5.2.10

Um atlas


As veias ardentes, a carne em fogo, os olhos fulminantes. Imersos na raiva incandescente. O descompasso com as coisas em redor. Os remos sem pás movem o barco à deriva, levado pelas águas errantes que dançam empurradas pelos ventos aleatórios. Ou a carne subitamente arrefecida, as veias lívidas, os olhos embaciados numa inércia medonha. No mesmo descompasso com as coisas em redor. 

Ser o que se é, sem concessões – a inadiável missão. A transfiguração à imagem das pessoais idealizações alheias é uma traição que vaporiza a genuína essência do ser. Podiam querer que mudasse por dentro, na conformidade com os belos modelos estabelecidos. Os oxalás arquitectados de fora para dentro são uma intrusão. A maior das infâmias. Uma faca que se insinua na carne, suaves cortes que parecem não passar da fina epiderme. Contudo, sangram-na, dolorosamente. Dizem, em apologia da intrusão, que é uma faca adocicada; que as cicatrizes são terapêuticas – depois delas, um todo mais harmonioso, a frondosa vereda do equilíbrio ensinado por almas apenas comprometidas com o altruísmo dos que desbravam caminho à transformação salgada.

O atlas, talvez empedernido, talvez possuído por uma teimosia irrecusável, declina as amáveis sugestões. A aprendizagem teve o seu tempo, o seu lugar. Depois da aprendizagem, já não faz sentido se os relâmpagos do desengano troam furiosamente. Há aleivosia quando passamos pela lupa dos cirurgiões das almas, os reconfiguradores de personalidades que atropelam a singularidade das individualidades como quem respira oxigénio. As luzes que os encomendadores de almas renovadas acendem são apenas sombras que se escondem detrás de plúmbeas, densas nuvens. Uma miríade de espelhos pulveriza as imagens em múltiplas direcções. As imagens de uns e de outros que se confundem numa arbitrária simbiose. Sobra a indiferenciação entre todos os que se confundem na constelação de espelhos reflectidos à exaustão. Até que sejamos todos feitos à medida de um alfaiate que toma as medidas pela média – nem que seja a média da mediocridade entronizada. A diferença passa a suportar o opróbrio criminoso.

E, todavia, em cada um há um atlas irreproduzível. As veias que latejam a pulsações diferentes, a carne que se toma por temperaturas que variam nos lugares e nas circunstâncias, os olhos de cores várias, com expressões de uma autenticidade ímpar. As palavras que saem com tonalidades sempre diferentes.
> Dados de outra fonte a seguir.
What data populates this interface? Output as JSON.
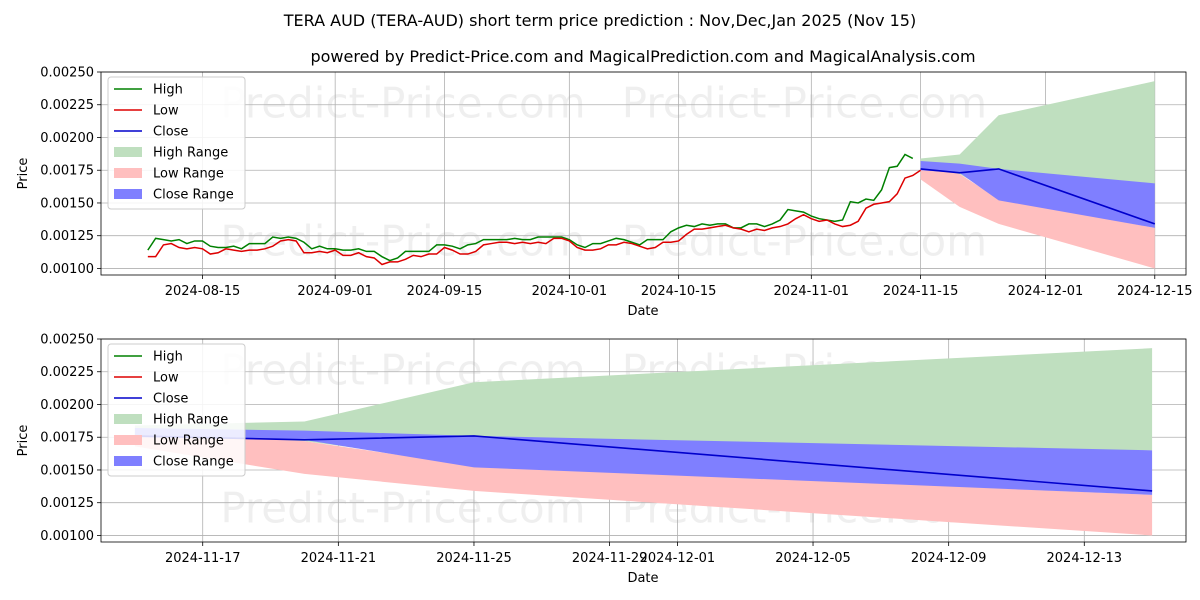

As bocas, todas com diferentes sabores. O imparável império da subjectividade é a riqueza maior da espécie.

Quando o descompasso é ultrajante, não é pela transfiguração das almas que se acha solução. Sobra a dignidade do respeito do atlas resguardado em cada um. A honestidade de cada um se respeitar por si e diante do outro. Ou o harpejo final: os pés apontados para lados diferentes da encruzilhada em que se acham caso o desafio seja insuperável. Pois se um atlas individual é irrepetível, a pretensão de o moldar, como se tratasse de uma insidiosa bola de plasticina, é agravo sem remissão. Tratamo-nos como se fôssemos a peça mais central de todo o universo? Ah pois tratamos. E não é isso que somos, dentro de cada um de nós, peças inigualáveis? Admiti-lo sem escorregar para o censurável egocentrismo é o árduo desafio perante as poderosas convenções estabelecidas.

Mas o atlas fornece o ânimo, mesmo quando uma avassaladora descompensação esmaga o espírito nas águas mais lamacentas. É no atlas individual que se escondem os fragmentos da singularidade. O que nos torna peças únicas, irrepetíveis, a riqueza dessa singularidade toda capturada no respeito que os demais mostram ao nosso atlas pessoal. Não é uma concha protectora onde os intimidados se refugiam dos ventos lá de fora. Dos ventos que sopram agrestes e semeiam imponderáveis, desilusões, angústias, amarguras. De todos os vértices pontiagudos que ferem e levam tempo a ser cicatrizados.

Os atlas que somos são como são. São o que são. Amam-se. Tornam-se indiferentes. Por vezes, escorregamos na fricção de os odiar. Mas nunca, nunca, se tolerem as plásticas cirurgias que transfiguram as cores, os odores, o tacto de um atlas. Não há ultraje maior.